When did they happen? Little is known about the deletion mutation rate. The deletion may have occurred in the current generation, or it may have persisted for many generations, even to the point of becoming somewhat common in the general population. The genetic genealogy community, with deep pedigrees and a propensity to test multiple family members, might provide fertile territory for a researcher seeking to determine the mutation rate. The aforementioned survey includes some questions about the gender and age of the parent. Those two factors are known to influence the rate of other types of mutations. If the number of gaps is similar for males and females and for older parents and younger parents, then that would be (very) indirect evidence that inherited mutations predominate. Gender and age would have averaged out over the generations. Conversely, differences would point to a higher mutation rate.
Where did they happen? Genealogists may wish to track the chromosomal positions as an aid in developing pedigrees, but there are also potential medical implications, depending on the location. Can we really get along without that missing DNA? Apparently so, in many cases, since we are all walking around with them. The deletions may not include genes – indeed, the likelihood is reduced by the fact that coding regions occupy only 2% or so of the genome. Even if the deletion falls in a coding region, the other copy of the gene may be sufficient, or there may alternative pathways to accomplish the task of the gene. However, there are a number of known clinical syndromes that are caused by deletions. The technical literature is voluminous; a review by Weise (2012) serves as an entry point.

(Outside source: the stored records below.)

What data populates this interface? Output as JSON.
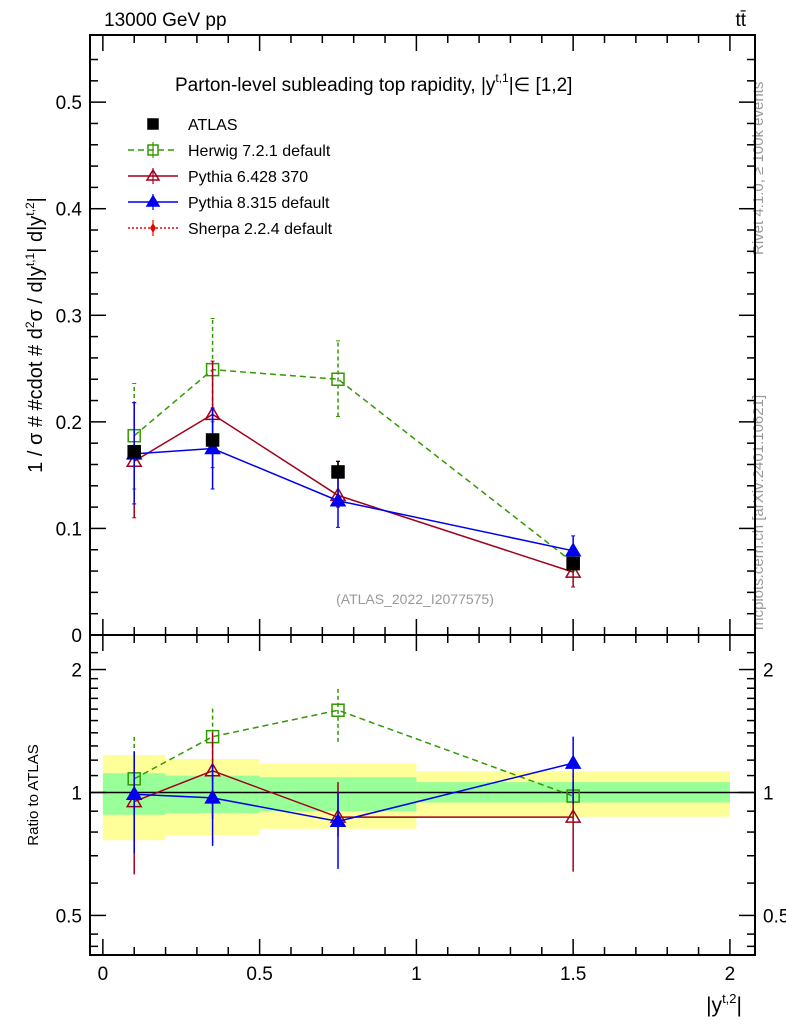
{
  "header": {
    "left": "13000 GeV pp",
    "right": "tt̄"
  },
  "side_labels": {
    "rivet": "Rivet 4.1.0, ≥ 100k events",
    "mcplots": "mcplots.cern.ch [arXiv:2401.10621]"
  },
  "chart_data": [
    {
      "type": "scatter",
      "title": "Parton-level subleading top rapidity, |y^{t,1}| ∈ [1,2]",
      "title_text": "Parton-level subleading top rapidity, |y",
      "title_sup": "t,1",
      "title_tail": "|∈ [1,2]",
      "ylabel": "1 / σ # #cdot # d²σ / d|y^{t,1}| d|y^{t,2}|",
      "xlabel": "|y^{t,2}|",
      "watermark": "(ATLAS_2022_I2077575)",
      "xlim": [
        -0.041,
        2.08
      ],
      "ylim": [
        0,
        0.563
      ],
      "yticks": [
        0,
        0.1,
        0.2,
        0.3,
        0.4,
        0.5
      ],
      "ytick_labels": [
        "0",
        "0.1",
        "0.2",
        "0.3",
        "0.4",
        "0.5"
      ],
      "legend_position": "top-left",
      "x": [
        0.1,
        0.35,
        0.75,
        1.5
      ],
      "series": [
        {
          "name": "ATLAS",
          "color": "#000000",
          "marker": "square-filled",
          "dash": "none",
          "values": [
            0.172,
            0.183,
            0.153,
            0.067
          ],
          "err_lo": [
            0.172,
            0.183,
            0.153,
            0.067
          ],
          "err_hi": [
            0.172,
            0.183,
            0.163,
            0.067
          ]
        },
        {
          "name": "Herwig 7.2.1 default",
          "color": "#339900",
          "marker": "square-open",
          "dash": "dashed",
          "values": [
            0.187,
            0.249,
            0.24,
            0.068
          ],
          "err_lo": [
            0.137,
            0.2,
            0.205,
            0.06
          ],
          "err_hi": [
            0.236,
            0.297,
            0.276,
            0.075
          ]
        },
        {
          "name": "Pythia 6.428 370",
          "color": "#a0001c",
          "marker": "triangle-open",
          "dash": "solid",
          "values": [
            0.163,
            0.207,
            0.131,
            0.059
          ],
          "err_lo": [
            0.11,
            0.157,
            0.12,
            0.045
          ],
          "err_hi": [
            0.218,
            0.257,
            0.163,
            0.07
          ]
        },
        {
          "name": "Pythia 8.315 default",
          "color": "#0000ee",
          "marker": "triangle-filled",
          "dash": "solid",
          "values": [
            0.17,
            0.175,
            0.126,
            0.079
          ],
          "err_lo": [
            0.123,
            0.137,
            0.101,
            0.065
          ],
          "err_hi": [
            0.218,
            0.213,
            0.15,
            0.093
          ]
        },
        {
          "name": "Sherpa 2.2.4 default",
          "color": "#ee0000",
          "marker": "diamond-filled",
          "dash": "dotted",
          "values": [],
          "err_lo": [],
          "err_hi": []
        }
      ]
    },
    {
      "type": "scatter",
      "ylabel": "Ratio to ATLAS",
      "xlabel": "|y^{t,2}|",
      "yscale": "log",
      "xlim": [
        -0.041,
        2.08
      ],
      "ylim": [
        0.4,
        2.43
      ],
      "yticks": [
        0.5,
        1,
        2
      ],
      "ytick_labels": [
        "0.5",
        "1",
        "2"
      ],
      "xticks": [
        0,
        0.5,
        1,
        1.5,
        2
      ],
      "xtick_labels": [
        "0",
        "0.5",
        "1",
        "1.5",
        "2"
      ],
      "bins": [
        [
          0,
          0.2
        ],
        [
          0.2,
          0.5
        ],
        [
          0.5,
          1.0
        ],
        [
          1.0,
          2.0
        ]
      ],
      "band_green": {
        "color": "#99ff99",
        "lo": [
          0.882,
          0.89,
          0.9,
          0.945
        ],
        "hi": [
          1.115,
          1.1,
          1.09,
          1.06
        ]
      },
      "band_yellow": {
        "color": "#ffff99",
        "lo": [
          0.764,
          0.787,
          0.815,
          0.872
        ],
        "hi": [
          1.236,
          1.208,
          1.18,
          1.128
        ]
      },
      "x": [
        0.1,
        0.35,
        0.75,
        1.5
      ],
      "series": [
        {
          "name": "Herwig 7.2.1 default",
          "values": [
            1.08,
            1.37,
            1.59,
            0.98
          ],
          "err_lo": [
            0.8,
            1.1,
            1.33,
            0.86
          ],
          "err_hi": [
            1.37,
            1.62,
            1.8,
            1.1
          ]
        },
        {
          "name": "Pythia 6.428 370",
          "values": [
            0.95,
            1.13,
            0.87,
            0.87
          ],
          "err_lo": [
            0.63,
            0.86,
            0.78,
            0.64
          ],
          "err_hi": [
            1.26,
            1.4,
            1.06,
            1.06
          ]
        },
        {
          "name": "Pythia 8.315 default",
          "values": [
            0.99,
            0.97,
            0.85,
            1.18
          ],
          "err_lo": [
            0.71,
            0.74,
            0.65,
            0.94
          ],
          "err_hi": [
            1.26,
            1.17,
            1.0,
            1.37
          ]
        }
      ]
    }
  ]
}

Why did they happen? The most straightforward explanation is simply the lack of absolute perfection in copying DNA (slippage) or recombining it in preparation for the next generation (unequal crossing over). Recombination is usually remarkably precise, exactly trading the maternal version of a chromosomal region for the paternal version. The presence of repetitive elements in the DNA complicates matters. It’s as if the enzymes lose track of where they are in the process and pick up again when they encounter something similar.
Results of the survey will be summarized in an anonymized and aggregated form in the next issue of JoGG. The survey does not ask for information about the size or location of the gaps to alleviate any concerns about medical privacy.. Email addresses and GEDmatch IDs are optional, but if they are provided, case studies may be used as illustrations with identifying information redacted.

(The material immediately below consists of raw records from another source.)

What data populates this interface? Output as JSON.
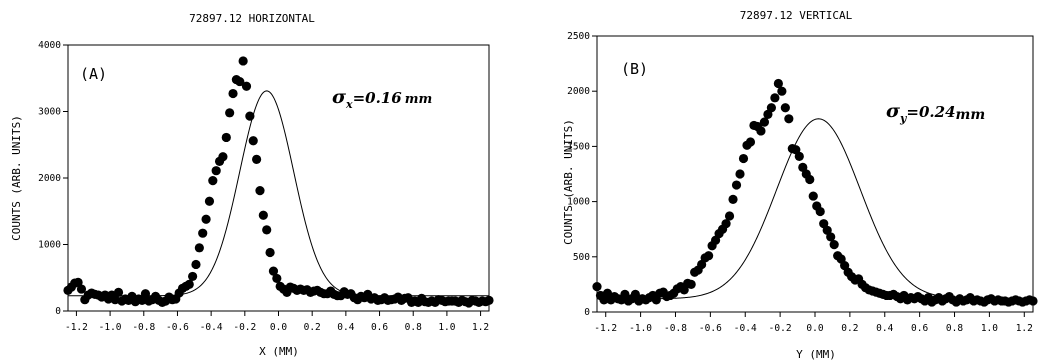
{
  "chart_data": [
    {
      "type": "scatter",
      "title": "72897.12 HORIZONTAL",
      "panel_label": "(A)",
      "annotation": {
        "symbol": "σ",
        "subscript": "x",
        "text": "=0.16",
        "unit": "mm"
      },
      "xlabel": "X (MM)",
      "ylabel": "COUNTS (ARB. UNITS)",
      "xlim": [
        -1.25,
        1.25
      ],
      "ylim": [
        0,
        4000
      ],
      "xticks": [
        -1.2,
        -1.0,
        -0.8,
        -0.6,
        -0.4,
        -0.2,
        0.0,
        0.2,
        0.4,
        0.6,
        0.8,
        1.0,
        1.2
      ],
      "xtick_labels": [
        "-1.2",
        "-1.0",
        "-0.8",
        "-0.6",
        "-0.4",
        "-0.2",
        "0.0",
        "0.2",
        "0.4",
        "0.6",
        "0.8",
        "1.0",
        "1.2"
      ],
      "yticks": [
        0,
        1000,
        2000,
        3000,
        4000
      ],
      "ytick_labels": [
        "0",
        "1000",
        "2000",
        "3000",
        "4000"
      ],
      "grid": false,
      "series": [
        {
          "kind": "points",
          "x": [
            -1.25,
            -1.23,
            -1.21,
            -1.19,
            -1.17,
            -1.15,
            -1.13,
            -1.11,
            -1.09,
            -1.07,
            -1.05,
            -1.03,
            -1.01,
            -0.99,
            -0.97,
            -0.95,
            -0.93,
            -0.91,
            -0.89,
            -0.87,
            -0.85,
            -0.83,
            -0.81,
            -0.79,
            -0.77,
            -0.75,
            -0.73,
            -0.71,
            -0.69,
            -0.67,
            -0.65,
            -0.63,
            -0.61,
            -0.59,
            -0.57,
            -0.55,
            -0.53,
            -0.51,
            -0.49,
            -0.47,
            -0.45,
            -0.43,
            -0.41,
            -0.39,
            -0.37,
            -0.35,
            -0.33,
            -0.31,
            -0.29,
            -0.27,
            -0.25,
            -0.23,
            -0.21,
            -0.19,
            -0.17,
            -0.15,
            -0.13,
            -0.11,
            -0.09,
            -0.07,
            -0.05,
            -0.03,
            -0.01,
            0.01,
            0.03,
            0.05,
            0.07,
            0.09,
            0.11,
            0.13,
            0.15,
            0.17,
            0.19,
            0.21,
            0.23,
            0.25,
            0.27,
            0.29,
            0.31,
            0.33,
            0.35,
            0.37,
            0.39,
            0.41,
            0.43,
            0.45,
            0.47,
            0.49,
            0.51,
            0.53,
            0.55,
            0.57,
            0.59,
            0.61,
            0.63,
            0.65,
            0.67,
            0.69,
            0.71,
            0.73,
            0.75,
            0.77,
            0.79,
            0.81,
            0.83,
            0.85,
            0.87,
            0.89,
            0.91,
            0.93,
            0.95,
            0.97,
            0.99,
            1.01,
            1.03,
            1.05,
            1.07,
            1.09,
            1.11,
            1.13,
            1.15,
            1.17,
            1.19,
            1.21,
            1.23,
            1.25
          ],
          "y": [
            310,
            360,
            420,
            430,
            330,
            170,
            240,
            270,
            250,
            240,
            210,
            240,
            180,
            240,
            170,
            280,
            150,
            180,
            160,
            220,
            140,
            180,
            160,
            260,
            150,
            170,
            220,
            160,
            130,
            150,
            210,
            170,
            180,
            270,
            340,
            370,
            400,
            520,
            700,
            950,
            1170,
            1380,
            1650,
            1960,
            2110,
            2250,
            2320,
            2610,
            2980,
            3270,
            3480,
            3450,
            3760,
            3380,
            2930,
            2560,
            2280,
            1810,
            1440,
            1220,
            880,
            600,
            490,
            370,
            330,
            280,
            360,
            340,
            310,
            330,
            310,
            320,
            280,
            300,
            310,
            280,
            260,
            260,
            300,
            250,
            230,
            230,
            290,
            250,
            260,
            200,
            170,
            220,
            200,
            250,
            180,
            200,
            160,
            170,
            200,
            160,
            170,
            180,
            210,
            160,
            190,
            200,
            130,
            150,
            130,
            190,
            140,
            130,
            150,
            130,
            170,
            160,
            140,
            150,
            150,
            150,
            130,
            160,
            140,
            120,
            160,
            150,
            130,
            150,
            140,
            160
          ]
        },
        {
          "kind": "fit",
          "form": "gaussian",
          "baseline": 230,
          "amplitude": 3080,
          "center": -0.07,
          "sigma": 0.16
        }
      ]
    },
    {
      "type": "scatter",
      "title": "72897.12 VERTICAL",
      "panel_label": "(B)",
      "annotation": {
        "symbol": "σ",
        "subscript": "y",
        "text": "=0.24",
        "unit": "mm"
      },
      "xlabel": "Y (MM)",
      "ylabel": "COUNTS (ARB. UNITS)",
      "xlim": [
        -1.25,
        1.25
      ],
      "ylim": [
        0,
        2500
      ],
      "xticks": [
        -1.2,
        -1.0,
        -0.8,
        -0.6,
        -0.4,
        -0.2,
        0.0,
        0.2,
        0.4,
        0.6,
        0.8,
        1.0,
        1.2
      ],
      "xtick_labels": [
        "-1.2",
        "-1.0",
        "-0.8",
        "-0.6",
        "-0.4",
        "-0.2",
        "0.0",
        "0.2",
        "0.4",
        "0.6",
        "0.8",
        "1.0",
        "1.2"
      ],
      "yticks": [
        0,
        500,
        1000,
        1500,
        2000,
        2500
      ],
      "ytick_labels": [
        "0",
        "500",
        "1000",
        "1500",
        "2000",
        "2500"
      ],
      "grid": false,
      "series": [
        {
          "kind": "points",
          "x": [
            -1.25,
            -1.23,
            -1.21,
            -1.19,
            -1.17,
            -1.15,
            -1.13,
            -1.11,
            -1.09,
            -1.07,
            -1.05,
            -1.03,
            -1.01,
            -0.99,
            -0.97,
            -0.95,
            -0.93,
            -0.91,
            -0.89,
            -0.87,
            -0.85,
            -0.83,
            -0.81,
            -0.79,
            -0.77,
            -0.75,
            -0.73,
            -0.71,
            -0.69,
            -0.67,
            -0.65,
            -0.63,
            -0.61,
            -0.59,
            -0.57,
            -0.55,
            -0.53,
            -0.51,
            -0.49,
            -0.47,
            -0.45,
            -0.43,
            -0.41,
            -0.39,
            -0.37,
            -0.35,
            -0.33,
            -0.31,
            -0.29,
            -0.27,
            -0.25,
            -0.23,
            -0.21,
            -0.19,
            -0.17,
            -0.15,
            -0.13,
            -0.11,
            -0.09,
            -0.07,
            -0.05,
            -0.03,
            -0.01,
            0.01,
            0.03,
            0.05,
            0.07,
            0.09,
            0.11,
            0.13,
            0.15,
            0.17,
            0.19,
            0.21,
            0.23,
            0.25,
            0.27,
            0.29,
            0.31,
            0.33,
            0.35,
            0.37,
            0.39,
            0.41,
            0.43,
            0.45,
            0.47,
            0.49,
            0.51,
            0.53,
            0.55,
            0.57,
            0.59,
            0.61,
            0.63,
            0.65,
            0.67,
            0.69,
            0.71,
            0.73,
            0.75,
            0.77,
            0.79,
            0.81,
            0.83,
            0.85,
            0.87,
            0.89,
            0.91,
            0.93,
            0.95,
            0.97,
            0.99,
            1.01,
            1.03,
            1.05,
            1.07,
            1.09,
            1.11,
            1.13,
            1.15,
            1.17,
            1.19,
            1.21,
            1.23,
            1.25
          ],
          "y": [
            230,
            150,
            110,
            170,
            110,
            140,
            120,
            110,
            160,
            100,
            120,
            160,
            100,
            120,
            110,
            130,
            150,
            110,
            170,
            180,
            140,
            150,
            170,
            210,
            230,
            200,
            260,
            250,
            360,
            380,
            430,
            490,
            510,
            600,
            650,
            710,
            750,
            800,
            870,
            1020,
            1150,
            1250,
            1390,
            1510,
            1540,
            1690,
            1680,
            1640,
            1720,
            1790,
            1850,
            1940,
            2070,
            2000,
            1850,
            1750,
            1480,
            1470,
            1410,
            1310,
            1250,
            1200,
            1050,
            960,
            910,
            800,
            740,
            680,
            610,
            510,
            480,
            420,
            360,
            320,
            290,
            300,
            250,
            220,
            200,
            190,
            180,
            170,
            160,
            150,
            150,
            160,
            140,
            120,
            150,
            110,
            130,
            120,
            140,
            120,
            100,
            130,
            90,
            110,
            130,
            100,
            120,
            140,
            110,
            90,
            120,
            100,
            110,
            130,
            100,
            110,
            100,
            90,
            110,
            120,
            100,
            110,
            100,
            100,
            90,
            100,
            110,
            100,
            90,
            100,
            110,
            100
          ]
        },
        {
          "kind": "fit",
          "form": "gaussian",
          "baseline": 120,
          "amplitude": 1630,
          "center": 0.02,
          "sigma": 0.24
        }
      ]
    }
  ]
}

The topic of microdeletions is novel territory for genetic genealogists. At the very least, this column helps explain some anomalies. Data from the survey may shed more light on whether deeper study will reap more insights.
Conrad DF, Andrews TD, Carter NP, Hurles ME, Pritchard JK (2006) A high-resolution survey of deletion polymorphism in the human genome. Nature Genetics 38:75–81. DOI: 10.1038/ng1697
Weise A, Mrasek K, Klein E, Mulatinho M, Llerena JC Jr, Hardekopf D, Pekova S, Bhatt S, Kosyakova N, Liehr T (2012). Microdeletion and microduplication syndromes. Journal of Histochemistry and Cytochemistry 60:346–358. DOI: 10.1369/0022155412440001.
Generation Gaps Survey Instructions: http://www.jogg.info/pages/vol8/sc/generation-gaps.pdf
URL for survey: https://goo.gl/forms/DyS7m79DcVmGYj182
Spreadsheet for Pike’s utilities: http://www.jogg.info/pages/vol8/sc/generation-gaps-Pike-template.xlsx.zip
1 A small percentage of SNPs do have more than two known alleles, but chip technology tends to avoid those.